We (Gecko) are definitely willing to break small (if they really are 
small) amounts of content by removing features that are over-complicated 
by design.  We've certainly done so in the past...  I think the comments 
Jonas and I made here are motivated by our perception of this particular 
feature being complicated no matter how you go about it and very rarely 
used in practice on the web.

> (For those who 
> have already implemented it, it would actually be more work to take it 
> out, so I don't think this saves effort.)

Short-run, sure.  Medium to long run, it certainly saves effort to not 
have to deal with code like this:

http://mxr.mozilla.org/mozilla-central/source/content/html/content/src/nsHTMLInputElement.cpp#1690 


> This strikes me as just the opposite of what the WebApps WG has as one 
> of its core missions: specifying what already exists to interoperably 
> support a wider array of existing content.

I'm not sure we really want to specify the union of things that are in 
use on the web and things that are in use in various walled gardens.  IF 
that is indeed the WG's core mission, that's a little unfortunate.  Not 
to mention being a tall order, I suspect.

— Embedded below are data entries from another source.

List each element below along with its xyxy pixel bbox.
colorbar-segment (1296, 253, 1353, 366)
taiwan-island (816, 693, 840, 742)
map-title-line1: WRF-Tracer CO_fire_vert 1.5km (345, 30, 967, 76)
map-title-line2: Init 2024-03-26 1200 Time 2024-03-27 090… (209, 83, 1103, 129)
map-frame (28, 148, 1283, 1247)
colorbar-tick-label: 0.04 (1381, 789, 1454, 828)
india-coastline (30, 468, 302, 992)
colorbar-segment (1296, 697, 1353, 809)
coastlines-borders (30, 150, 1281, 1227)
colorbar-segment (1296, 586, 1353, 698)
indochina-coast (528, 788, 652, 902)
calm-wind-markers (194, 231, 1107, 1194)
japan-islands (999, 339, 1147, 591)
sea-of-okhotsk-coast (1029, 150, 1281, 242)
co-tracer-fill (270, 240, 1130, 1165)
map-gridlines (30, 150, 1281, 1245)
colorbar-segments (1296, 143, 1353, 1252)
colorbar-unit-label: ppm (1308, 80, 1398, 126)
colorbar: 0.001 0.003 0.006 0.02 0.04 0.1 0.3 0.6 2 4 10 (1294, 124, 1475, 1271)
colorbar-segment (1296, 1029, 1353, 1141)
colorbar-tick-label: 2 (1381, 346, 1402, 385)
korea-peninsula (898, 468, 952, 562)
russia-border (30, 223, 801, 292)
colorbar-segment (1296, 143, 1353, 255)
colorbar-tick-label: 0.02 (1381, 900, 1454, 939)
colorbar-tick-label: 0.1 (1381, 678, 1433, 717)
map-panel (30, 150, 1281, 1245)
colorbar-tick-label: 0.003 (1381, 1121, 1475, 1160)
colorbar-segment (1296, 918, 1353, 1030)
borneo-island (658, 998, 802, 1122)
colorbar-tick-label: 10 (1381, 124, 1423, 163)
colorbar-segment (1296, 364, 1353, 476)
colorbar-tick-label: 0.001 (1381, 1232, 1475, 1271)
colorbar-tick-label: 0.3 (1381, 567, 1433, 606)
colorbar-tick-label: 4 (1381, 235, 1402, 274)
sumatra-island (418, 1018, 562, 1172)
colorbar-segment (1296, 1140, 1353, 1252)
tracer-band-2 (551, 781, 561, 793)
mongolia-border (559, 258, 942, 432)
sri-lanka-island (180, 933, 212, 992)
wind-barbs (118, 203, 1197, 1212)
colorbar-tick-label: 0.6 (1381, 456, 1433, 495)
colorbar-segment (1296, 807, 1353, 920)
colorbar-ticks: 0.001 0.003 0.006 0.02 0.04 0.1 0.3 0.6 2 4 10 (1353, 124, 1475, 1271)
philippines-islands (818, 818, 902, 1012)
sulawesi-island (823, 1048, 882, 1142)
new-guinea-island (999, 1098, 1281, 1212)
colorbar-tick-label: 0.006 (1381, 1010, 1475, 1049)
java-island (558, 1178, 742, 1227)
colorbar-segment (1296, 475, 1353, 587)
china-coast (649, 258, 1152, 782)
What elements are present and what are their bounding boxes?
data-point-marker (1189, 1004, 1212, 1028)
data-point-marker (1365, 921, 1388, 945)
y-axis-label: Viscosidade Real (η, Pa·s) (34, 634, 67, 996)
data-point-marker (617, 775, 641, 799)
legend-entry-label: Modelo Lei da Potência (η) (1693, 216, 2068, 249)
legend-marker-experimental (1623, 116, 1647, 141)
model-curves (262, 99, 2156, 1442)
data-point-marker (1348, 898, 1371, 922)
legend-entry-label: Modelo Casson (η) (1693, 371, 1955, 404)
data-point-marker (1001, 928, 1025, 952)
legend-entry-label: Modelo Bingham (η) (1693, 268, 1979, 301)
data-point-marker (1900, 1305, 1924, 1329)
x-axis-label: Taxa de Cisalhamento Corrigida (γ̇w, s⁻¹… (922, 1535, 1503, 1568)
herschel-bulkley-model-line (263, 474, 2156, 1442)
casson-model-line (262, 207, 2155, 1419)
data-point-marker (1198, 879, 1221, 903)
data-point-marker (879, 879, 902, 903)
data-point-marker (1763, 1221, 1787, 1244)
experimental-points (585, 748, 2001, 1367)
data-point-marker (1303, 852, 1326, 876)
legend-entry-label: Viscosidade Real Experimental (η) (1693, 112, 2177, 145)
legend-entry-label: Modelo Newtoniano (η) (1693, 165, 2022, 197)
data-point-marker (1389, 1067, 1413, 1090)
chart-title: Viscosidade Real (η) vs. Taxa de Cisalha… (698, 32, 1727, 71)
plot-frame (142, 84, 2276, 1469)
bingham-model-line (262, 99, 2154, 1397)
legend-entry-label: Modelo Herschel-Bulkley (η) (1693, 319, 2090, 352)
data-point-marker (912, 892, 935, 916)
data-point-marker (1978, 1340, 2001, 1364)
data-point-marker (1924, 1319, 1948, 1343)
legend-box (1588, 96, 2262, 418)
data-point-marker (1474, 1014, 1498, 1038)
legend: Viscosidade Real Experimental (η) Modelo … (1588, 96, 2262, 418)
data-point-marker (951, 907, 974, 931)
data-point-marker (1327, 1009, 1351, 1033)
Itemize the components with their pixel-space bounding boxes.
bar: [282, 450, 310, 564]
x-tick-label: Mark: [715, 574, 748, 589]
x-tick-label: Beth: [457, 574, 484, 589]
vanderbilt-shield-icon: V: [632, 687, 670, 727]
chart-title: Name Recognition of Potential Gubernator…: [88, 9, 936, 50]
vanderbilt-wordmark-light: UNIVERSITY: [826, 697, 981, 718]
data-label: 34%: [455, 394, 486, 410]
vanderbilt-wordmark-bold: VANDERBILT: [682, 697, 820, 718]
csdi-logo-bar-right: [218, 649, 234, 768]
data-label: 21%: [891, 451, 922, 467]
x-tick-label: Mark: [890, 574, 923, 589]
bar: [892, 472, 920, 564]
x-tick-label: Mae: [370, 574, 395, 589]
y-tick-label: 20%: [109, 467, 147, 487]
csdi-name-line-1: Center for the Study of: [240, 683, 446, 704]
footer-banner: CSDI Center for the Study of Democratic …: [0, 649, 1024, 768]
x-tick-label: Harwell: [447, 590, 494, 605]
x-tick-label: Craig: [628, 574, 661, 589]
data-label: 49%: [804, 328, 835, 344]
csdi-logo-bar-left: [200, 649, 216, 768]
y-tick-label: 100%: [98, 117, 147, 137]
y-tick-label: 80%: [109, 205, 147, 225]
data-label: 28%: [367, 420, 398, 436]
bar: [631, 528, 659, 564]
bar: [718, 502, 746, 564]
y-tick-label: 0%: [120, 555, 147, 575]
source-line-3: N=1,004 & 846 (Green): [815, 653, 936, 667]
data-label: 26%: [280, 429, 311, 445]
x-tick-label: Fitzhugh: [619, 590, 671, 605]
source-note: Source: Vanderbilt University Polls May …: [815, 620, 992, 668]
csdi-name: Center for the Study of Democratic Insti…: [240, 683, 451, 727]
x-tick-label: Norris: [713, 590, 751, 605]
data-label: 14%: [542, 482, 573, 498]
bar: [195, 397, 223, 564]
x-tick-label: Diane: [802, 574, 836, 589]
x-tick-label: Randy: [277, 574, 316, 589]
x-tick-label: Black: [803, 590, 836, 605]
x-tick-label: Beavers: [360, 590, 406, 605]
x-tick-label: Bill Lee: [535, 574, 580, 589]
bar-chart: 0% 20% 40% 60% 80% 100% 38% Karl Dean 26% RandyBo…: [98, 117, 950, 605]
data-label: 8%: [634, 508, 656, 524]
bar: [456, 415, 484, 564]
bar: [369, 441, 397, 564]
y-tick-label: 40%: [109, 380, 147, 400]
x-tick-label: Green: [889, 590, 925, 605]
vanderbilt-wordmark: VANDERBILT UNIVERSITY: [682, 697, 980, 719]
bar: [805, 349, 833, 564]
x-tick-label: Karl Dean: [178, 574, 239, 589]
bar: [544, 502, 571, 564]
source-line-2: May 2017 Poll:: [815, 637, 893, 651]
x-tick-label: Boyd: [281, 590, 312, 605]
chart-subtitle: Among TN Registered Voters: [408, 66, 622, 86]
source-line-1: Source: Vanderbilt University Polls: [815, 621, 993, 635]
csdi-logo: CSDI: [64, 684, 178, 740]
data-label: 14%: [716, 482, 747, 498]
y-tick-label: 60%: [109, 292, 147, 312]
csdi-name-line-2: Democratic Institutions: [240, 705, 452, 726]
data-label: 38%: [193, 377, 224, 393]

I can see pulling in things that are not in use on the web on a case by 
case basis if there's good reason to do it and if it doesn't complicate 
the web platform too much (for both authors and implementors).  I'm not 
sure where the tradeoff on that lies for DOMActivate.  I'm very sure it 
does not lie with adding more focus events.

> If there is some significant amount of content (e.g. SVGT1.2 content) 
> that uses it, even if that content is currently in a walled garden (as 
> much mobile content seems to be even today), this would prevent that 
> content from working on the wider Web even if it would otherwise.  As 
> these walled gardens break down the walls, which is happening today, 
> wouldn't it be better to be able to support that content?

That depends on the other costs involved, right.  From what I recall of 
SVGT1.2, this is not exactly the most glaring issue involved in moving 
that content over to things that are generally supported by web UAs... 
Or have things changed significantly?